MANUFACTURE DE SÈVRES (manufacturer)
France est. 1756
Alexandre BRACHARD, the younger
French 1775-1843
Baron François-Joseph BOSIO (after)
Bust of the Empress Josephine (Buste de l'impératrice Joséphine) 1809
porcelain (hard-paste)
53.0 x 34.0 x 19.0 cm
Sèvres Cité de la Céramique, Paris
(inv. MNC 3564)
Long term loan to Musée national des châteaux de Malmaison & Bois-Préau, Rueil-Malmaison
(inv. M.M.D.63)
© RMN - Daniel Arnaudet

Napoleon’s wife to be, Marie-Josèphe-Rose de Tascher de la Pagerie, was one of a small elite of remarkably gifted, charming and alluring young women around whom Parisian Society gathered at the close of the eighteenth century.

Out of the chaos of the Revolution and the Terror, French society slowly started to collect itself. A subculture of aristocratic and fashionable young people established themselves around the “salons” held by these women of means, charm and education. They provided the setting for a society of shared political allegiances, cultivated conversation, parties, balls and amorous dalliances. They attended the theatre and drew attention to themselves in public by adopting a supposed simplicity of dress – or as one wit described it “undress”.

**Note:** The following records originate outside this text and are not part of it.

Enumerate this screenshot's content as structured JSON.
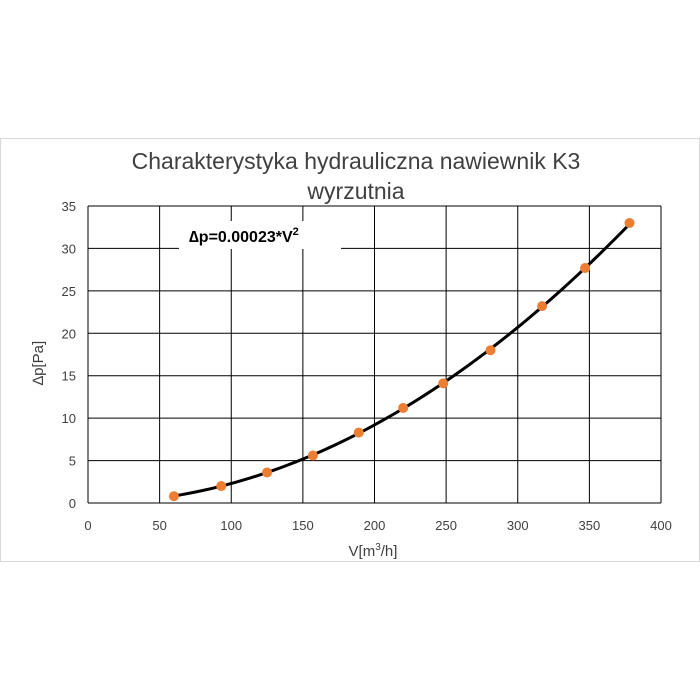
{
  "chart_data": {
    "type": "scatter",
    "title": [
      "Charakterystyka hydrauliczna nawiewnik K3",
      "wyrzutnia"
    ],
    "xlabel": {
      "main": "V[m",
      "sup": "3",
      "tail": "/h]"
    },
    "ylabel": "∆p[Pa]",
    "xlim": [
      0,
      400
    ],
    "ylim": [
      0,
      35
    ],
    "xticks": [
      "0",
      "50",
      "100",
      "150",
      "200",
      "250",
      "300",
      "350",
      "400"
    ],
    "yticks": [
      "0",
      "5",
      "10",
      "15",
      "20",
      "25",
      "30",
      "35"
    ],
    "grid": true,
    "annotation": {
      "main": "∆p=0.00023*V",
      "sup": "2"
    },
    "trendline": {
      "coefficient": 0.00023,
      "exponent": 2,
      "x_range": [
        60,
        378
      ]
    },
    "series": [
      {
        "x": [
          60,
          93,
          125,
          157,
          189,
          220,
          248,
          281,
          317,
          347,
          378
        ],
        "y": [
          0.8,
          2.0,
          3.6,
          5.6,
          8.3,
          11.2,
          14.1,
          18.0,
          23.2,
          27.7,
          33.0
        ]
      }
    ],
    "colors": {
      "marker": "#ED7D31",
      "line": "#000000",
      "grid": "#000000"
    }
  }
}
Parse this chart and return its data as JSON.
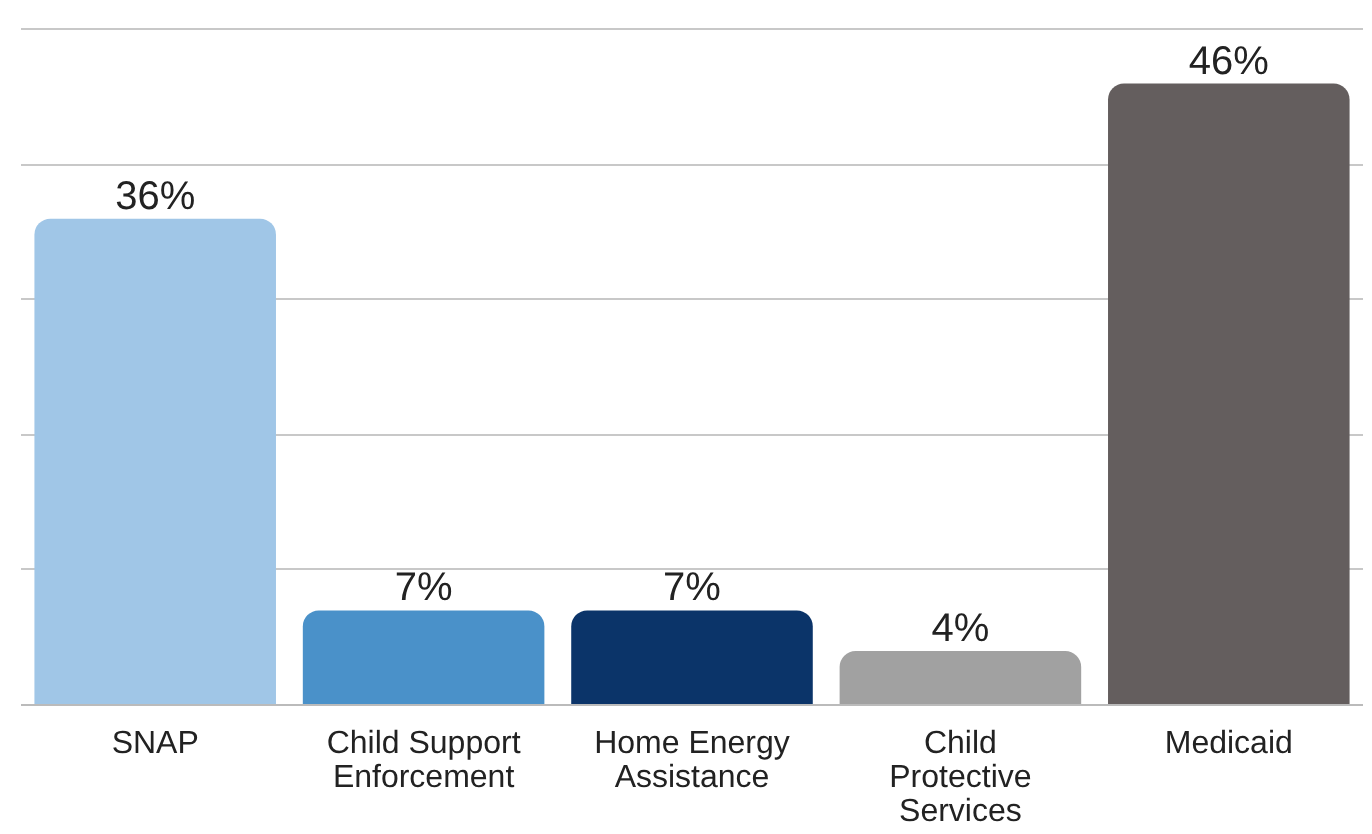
{
  "chart_data": {
    "type": "bar",
    "categories": [
      "SNAP",
      "Child Support\nEnforcement",
      "Home Energy\nAssistance",
      "Child\nProtective\nServices",
      "Medicaid"
    ],
    "values": [
      36,
      7,
      7,
      4,
      46
    ],
    "value_labels": [
      "36%",
      "7%",
      "7%",
      "4%",
      "46%"
    ],
    "colors": [
      "#a0c6e7",
      "#4a91c9",
      "#0b3469",
      "#a1a1a1",
      "#645e5e"
    ],
    "grid": "y"
  }
}
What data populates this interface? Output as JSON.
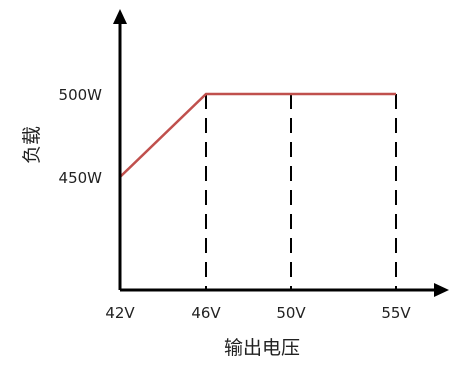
{
  "chart_data": {
    "type": "line",
    "xlabel": "输出电压",
    "ylabel": "负载",
    "x_ticks": [
      "42V",
      "46V",
      "50V",
      "55V"
    ],
    "y_ticks": [
      "450W",
      "500W"
    ],
    "x": [
      42,
      46,
      50,
      55
    ],
    "series": [
      {
        "values": [
          450,
          500,
          500,
          500
        ]
      }
    ],
    "xlim": [
      42,
      55
    ],
    "ylim": [
      450,
      500
    ],
    "x_scale": "categorical",
    "dashed_drop_lines_at": [
      "46V",
      "50V",
      "55V"
    ],
    "grid": false,
    "colors": {
      "line": "#c0504d",
      "axis": "#000000",
      "drop_lines": "#000000"
    }
  }
}
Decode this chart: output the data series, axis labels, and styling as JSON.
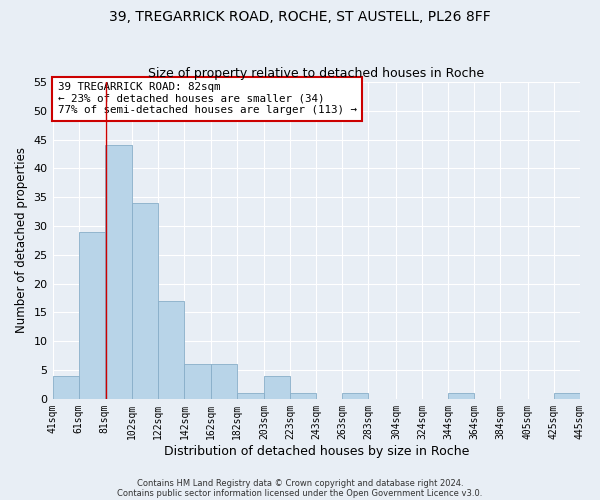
{
  "title1": "39, TREGARRICK ROAD, ROCHE, ST AUSTELL, PL26 8FF",
  "title2": "Size of property relative to detached houses in Roche",
  "xlabel": "Distribution of detached houses by size in Roche",
  "ylabel": "Number of detached properties",
  "bar_values": [
    4,
    29,
    44,
    34,
    17,
    6,
    6,
    1,
    4,
    1,
    0,
    1,
    0,
    0,
    0,
    1,
    0,
    0,
    0,
    1
  ],
  "bin_edges": [
    41,
    61,
    81,
    102,
    122,
    142,
    162,
    182,
    203,
    223,
    243,
    263,
    283,
    304,
    324,
    344,
    364,
    384,
    405,
    425,
    445
  ],
  "tick_labels": [
    "41sqm",
    "61sqm",
    "81sqm",
    "102sqm",
    "122sqm",
    "142sqm",
    "162sqm",
    "182sqm",
    "203sqm",
    "223sqm",
    "243sqm",
    "263sqm",
    "283sqm",
    "304sqm",
    "324sqm",
    "344sqm",
    "364sqm",
    "384sqm",
    "405sqm",
    "425sqm",
    "445sqm"
  ],
  "bar_color": "#b8d4e8",
  "bar_edgecolor": "#88aec8",
  "vline_x": 82,
  "vline_color": "#cc0000",
  "ylim": [
    0,
    55
  ],
  "yticks": [
    0,
    5,
    10,
    15,
    20,
    25,
    30,
    35,
    40,
    45,
    50,
    55
  ],
  "annotation_title": "39 TREGARRICK ROAD: 82sqm",
  "annotation_line1": "← 23% of detached houses are smaller (34)",
  "annotation_line2": "77% of semi-detached houses are larger (113) →",
  "annotation_box_facecolor": "#ffffff",
  "annotation_box_edgecolor": "#cc0000",
  "footer1": "Contains HM Land Registry data © Crown copyright and database right 2024.",
  "footer2": "Contains public sector information licensed under the Open Government Licence v3.0.",
  "bg_color": "#e8eef5",
  "grid_color": "#ffffff",
  "title_fontsize": 10,
  "subtitle_fontsize": 9
}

A group of these women became known as “Les Merveilleuses” – literally, the Marvellous or Wonderful. They cultivated garments based on the almost transparent, body-revealing garments of Greek and Roman sculpture and even the Roman hairstyles of tumbling curly hair. The boldest of these women, Madame Hamelin, whose portrait by Andrea Appiani is in the Napoleon exhibition, notoriously appeared in public virtually naked beneath the flimsiest of muslin dresses, sometimes bare-breasted. The young widow Rose de la Pagerie, the Vicomtesse de Beauharnais, was less extreme in her dress than her friend Madame Hamelin – although no less alluring.

Many of Les Merveilleuses were friends or in various ways connected with and either married to or attached to well-to-do and powerful men. Their male counterparts were known as Les Incroyables (the Incredibles), and were the dandies of their age, adopting extravagantly expensive and decadent forms of fashion, and notably dispensing with wigs.

Initially the wearing of simple Greek and Roman-like garments served to reinforce Revolutionary rejection of the excesses of the Ancien Régime, and nakedness in art signalled purity, however the sheer garments of Les Merveilleuses – their simplicity notwithstanding – were decidedly erotic.